Introducing sign language to your child can increase their word exposure and vocabulary. When you teach them signs you typically repeat words more often, which may expand your child’s receptive and expressive vocabulary.
For example, when I give my son his milk I will hold the milk, sign milk, and say, “Do you want your milk?” Then he usually smiles and I continue with, “Theo wants his milk,” while signing milk again. Then while I feed him I continue saying the word milk, paired with the sign. When you are trying to teach your child a sign you repeat words more than if you were not teaching them signs. Another example is during mealtimes, I will say, “Does Theo want to eat (sign the word for eat) his apples (sign apples)?” Then during the whole 20 minutes it usually takes to feed him I repeatedly say and sign eat and apples. If I were not teaching him signs I would not feel as obligated to say (and sign) eat and apples before every bite.
When I began signing to Theo, I found myself talking about items more and repeating myself more. This repetition leads to increased word exposure and has the potential to expand his vocabulary.
Also, teaching your child signs can lead to more elaborate thought processes¹. For example, if your child has a store of signs they know and use, you can ask them, “What do you want to eat?” instead of asking them if they want a specific thing like “Do you want apples?” By posing the first question you are giving them the opportunity to think about their options and choose (with a sign), which entails a more elaborate thought process compared to the yes or no question of, “Do you want squash?”

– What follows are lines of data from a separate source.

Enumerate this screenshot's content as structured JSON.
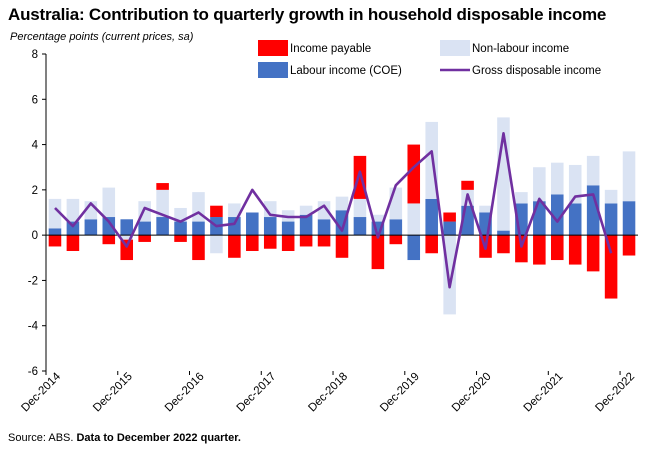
{
  "title": "Australia: Contribution to quarterly growth in household disposable income",
  "subtitle": "Percentage points (current prices, sa)",
  "source_prefix": "Source: ABS. ",
  "source_note": "Data to December 2022 quarter.",
  "colors": {
    "income_payable": "#ff0000",
    "non_labour_income": "#dae3f3",
    "labour_income": "#4472c4",
    "gross_disposable_income": "#7030a0"
  },
  "chart_data": {
    "type": "bar",
    "stacked": true,
    "title": "Australia: Contribution to quarterly growth in household disposable income",
    "ylabel": "Percentage points (current prices, sa)",
    "ylim": [
      -6,
      8
    ],
    "yticks": [
      -6,
      -4,
      -2,
      0,
      2,
      4,
      6,
      8
    ],
    "yticks_labels": [
      "-6",
      "-4",
      "-2",
      "0",
      "2",
      "4",
      "6",
      "8"
    ],
    "grid": false,
    "legend_position": "top-right",
    "categories": [
      "Dec-2014",
      "Mar-2015",
      "Jun-2015",
      "Sep-2015",
      "Dec-2015",
      "Mar-2016",
      "Jun-2016",
      "Sep-2016",
      "Dec-2016",
      "Mar-2017",
      "Jun-2017",
      "Sep-2017",
      "Dec-2017",
      "Mar-2018",
      "Jun-2018",
      "Sep-2018",
      "Dec-2018",
      "Mar-2019",
      "Jun-2019",
      "Sep-2019",
      "Dec-2019",
      "Mar-2020",
      "Jun-2020",
      "Sep-2020",
      "Dec-2020",
      "Mar-2021",
      "Jun-2021",
      "Sep-2021",
      "Dec-2021",
      "Mar-2022",
      "Jun-2022",
      "Sep-2022",
      "Dec-2022"
    ],
    "x_tick_labels": [
      "Dec-2014",
      "Dec-2015",
      "Dec-2016",
      "Dec-2017",
      "Dec-2018",
      "Dec-2019",
      "Dec-2020",
      "Dec-2021",
      "Dec-2022"
    ],
    "x_tick_every": 4,
    "series": [
      {
        "name": "Income payable",
        "kind": "bar",
        "values": [
          -0.5,
          -0.7,
          0.0,
          -0.4,
          -0.9,
          -0.3,
          0.3,
          -0.3,
          -1.1,
          0.5,
          -1.0,
          -0.7,
          -0.6,
          -0.7,
          -0.5,
          -0.5,
          -1.0,
          1.9,
          -1.5,
          -0.4,
          2.6,
          -0.8,
          0.4,
          0.4,
          -1.0,
          -0.8,
          -1.2,
          -1.3,
          -1.1,
          -1.3,
          -1.6,
          -2.8,
          -0.9
        ]
      },
      {
        "name": "Non-labour income",
        "kind": "bar",
        "values": [
          1.3,
          1.0,
          0.8,
          1.3,
          -0.2,
          0.9,
          1.2,
          0.6,
          1.3,
          -0.8,
          0.6,
          0.0,
          0.7,
          0.5,
          0.4,
          0.8,
          0.6,
          0.8,
          0.3,
          1.4,
          1.4,
          3.4,
          -3.5,
          0.7,
          0.3,
          5.0,
          0.5,
          1.5,
          1.4,
          1.7,
          1.3,
          0.6,
          2.2
        ]
      },
      {
        "name": "Labour income (COE)",
        "kind": "bar",
        "values": [
          0.3,
          0.6,
          0.7,
          0.8,
          0.7,
          0.6,
          0.8,
          0.6,
          0.6,
          0.8,
          0.8,
          1.0,
          0.8,
          0.6,
          0.9,
          0.7,
          1.1,
          0.8,
          0.6,
          0.7,
          -1.1,
          1.6,
          0.6,
          1.3,
          1.0,
          0.2,
          1.4,
          1.5,
          1.8,
          1.4,
          2.2,
          1.4,
          1.5
        ]
      },
      {
        "name": "Gross disposable income",
        "kind": "line",
        "values": [
          1.2,
          0.4,
          1.4,
          0.6,
          -0.5,
          1.2,
          0.9,
          0.6,
          1.0,
          0.4,
          0.5,
          2.0,
          0.9,
          0.8,
          0.8,
          1.3,
          0.2,
          2.8,
          -0.1,
          2.2,
          3.0,
          3.7,
          -2.3,
          1.8,
          -0.6,
          4.5,
          -0.5,
          1.6,
          0.6,
          1.7,
          1.8,
          -0.8,
          null
        ]
      }
    ]
  },
  "legend": [
    {
      "label": "Income payable",
      "swatch": "income_payable",
      "kind": "box"
    },
    {
      "label": "Non-labour income",
      "swatch": "non_labour_income",
      "kind": "box"
    },
    {
      "label": "Labour income (COE)",
      "swatch": "labour_income",
      "kind": "box"
    },
    {
      "label": "Gross disposable income",
      "swatch": "gross_disposable_income",
      "kind": "line"
    }
  ]
}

“Signing babies tend to have larger vocabularies once they start talking because they’ve been able to use more advanced language and are often asked more elaborate questions because their comprehension is clear to the parent.” – Laura Berg
With our preverbal children, we often do not know what they are comprehending so we keep our language simple¹. But when a child signs they are showing you what they comprehend so we tend to introduce more vocabulary to them. For example, if you start teaching your child the signs for milk, eat, and more at 6 months and they start signing back at 8 months you then teach them more signs. Now you add the words all done, bath, and bedtime to their repertoire because you know they comprehend milk, eat, and more so you can introduce more. Once a child’s comprehension is evident to the parents they tend to use more advanced sentences and ask more elaborate questions, leading the child to use more elaborate thought processes.